Second, we shall assume that all operators are binary. So, for example, "unary minus" is not permitted, and hence we will have to write an expression like
```
-3 * (8 + 5)
```
explicitly as
```
(0 - 3) * (8 + 5)
```
Third, we shall avoid the problem of operator precedence by requiring all input expressions to be "fully parenthesized" to indicate explicitly the order in which operations are to be performed. For example, the fully-parenthesized form (and only valid form, except that the amount of internal whitespace could vary) of the above expression is this:
```
((0 - 3) * (8 + 5))
```
Fourth, extra (redundant) parentheses will not be allowed either. So, for example, this is not valid:
```
((0 - 3) * ((8 + 5)))
```

The effect of these (somewhat limiting) assumptions is that our notion of an "arithmetic expression" may be stated quite concisely in the (recursive) definition which follows.
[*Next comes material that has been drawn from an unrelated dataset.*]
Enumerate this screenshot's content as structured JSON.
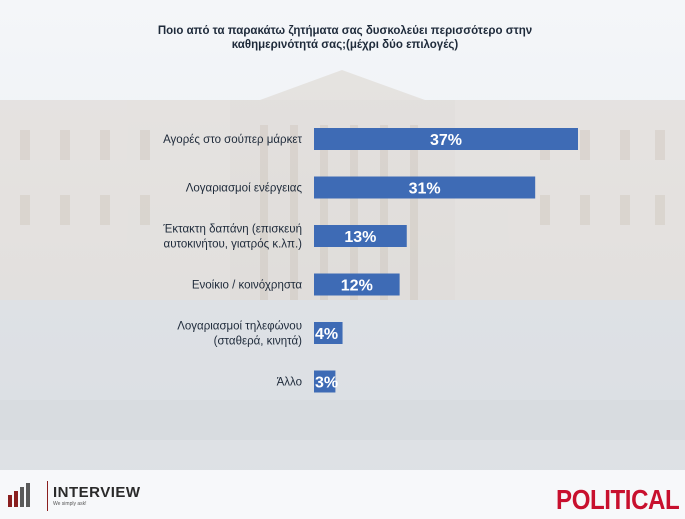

An arithmetic expression (in our current and restricted context) is either

A positive integer, or
Something of the form
```
(left op right)
```

in which:

The parentheses are necessary.
op is one of +, -, *, or /
Each of left and right is again an arithmetic expression.
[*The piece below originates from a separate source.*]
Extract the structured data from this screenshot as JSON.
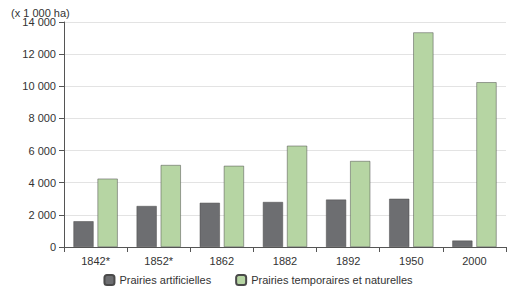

With the above definition and assumptions, you should be able to see, for example, that none of the following three input lines is valid:

(3 + 7 * 2)   Not fully parenthesized
6 * 5         Not fully parenthesized
((3 + 3))     Contains redundant parentheses

On the other hand, you should also agree that each of the following expressions is valid:

26
((3 + 7) * 2)
(3 + (7 * 2))
(6 * 5)
(3+3)

For each expression, the calculator would build a suitable binary expression tree to hold the expression, and use this expression tree both to evaluate the expression, and to output the expression, along with its value, in the manner indicated below.
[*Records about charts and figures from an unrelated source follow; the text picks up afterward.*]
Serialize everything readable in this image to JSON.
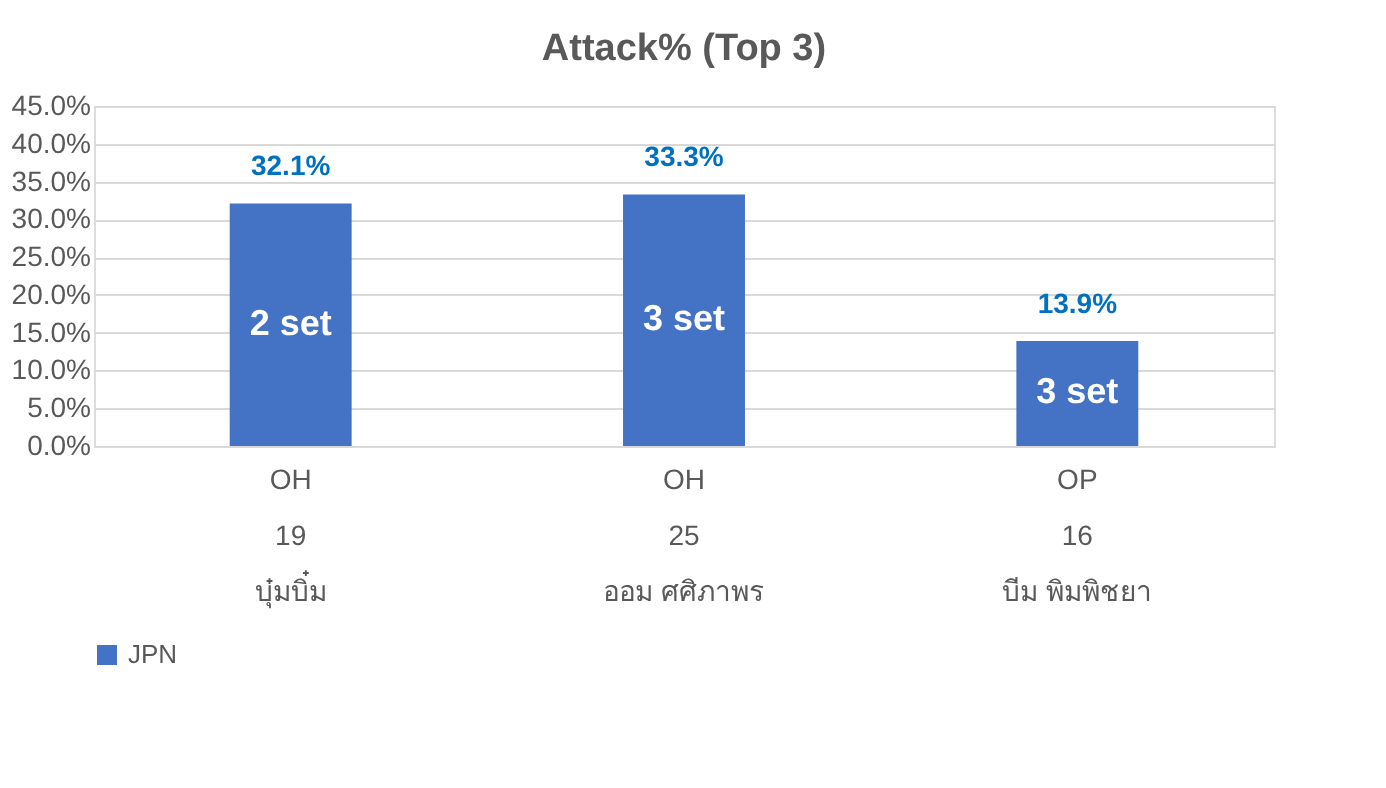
{
  "chart_data": {
    "type": "bar",
    "title": "Attack% (Top 3)",
    "categories": [
      "OH\n19\nบุ๋มบิ๋ม",
      "OH\n25\nออม ศศิภาพร",
      "OP\n16\nบีม พิมพิชยา"
    ],
    "series": [
      {
        "name": "JPN",
        "color": "#4472c4",
        "values": [
          32.1,
          33.3,
          13.9
        ],
        "value_labels": [
          "32.1%",
          "33.3%",
          "13.9%"
        ]
      }
    ],
    "ylim": [
      0,
      45
    ],
    "yticks": [
      {
        "value": 0,
        "label": "0.0%"
      },
      {
        "value": 5,
        "label": "5.0%"
      },
      {
        "value": 10,
        "label": "10.0%"
      },
      {
        "value": 15,
        "label": "15.0%"
      },
      {
        "value": 20,
        "label": "20.0%"
      },
      {
        "value": 25,
        "label": "25.0%"
      },
      {
        "value": 30,
        "label": "30.0%"
      },
      {
        "value": 35,
        "label": "35.0%"
      },
      {
        "value": 40,
        "label": "40.0%"
      },
      {
        "value": 45,
        "label": "45.0%"
      }
    ],
    "annotations": [
      "2 set",
      "3 set",
      "3 set"
    ],
    "grid": "y",
    "legend": "bottom"
  }
}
Use of a recursively-defined binary expression tree to hold each input expression means that each routine dealing with this structure (for input, for evaluation, and for output) should also be recursive. Furthermore, the calculator must ignore all extra and irrelevant blank space(s) on the input line, and the output routine must display the input expressions in a way that uses blank spaces consistently, as illustrated by the following sample input/output:

Sample input expressions   Corresponding sample output
123                        123 = 123
(15 * 3)                   (15 * 3) = 45
(15   *3 )                 (15 * 3) = 45
(3+(7*2))                  (3 + (7 * 2)) = 17
((44 - 3)/((2 + 5)*3))     ((44 - 3) / ((2 + 5) * 3)) = 1

In each case, compare the spacing in the input and the output, and note the consistent spacing that appears in the output, however the input may have been formatted.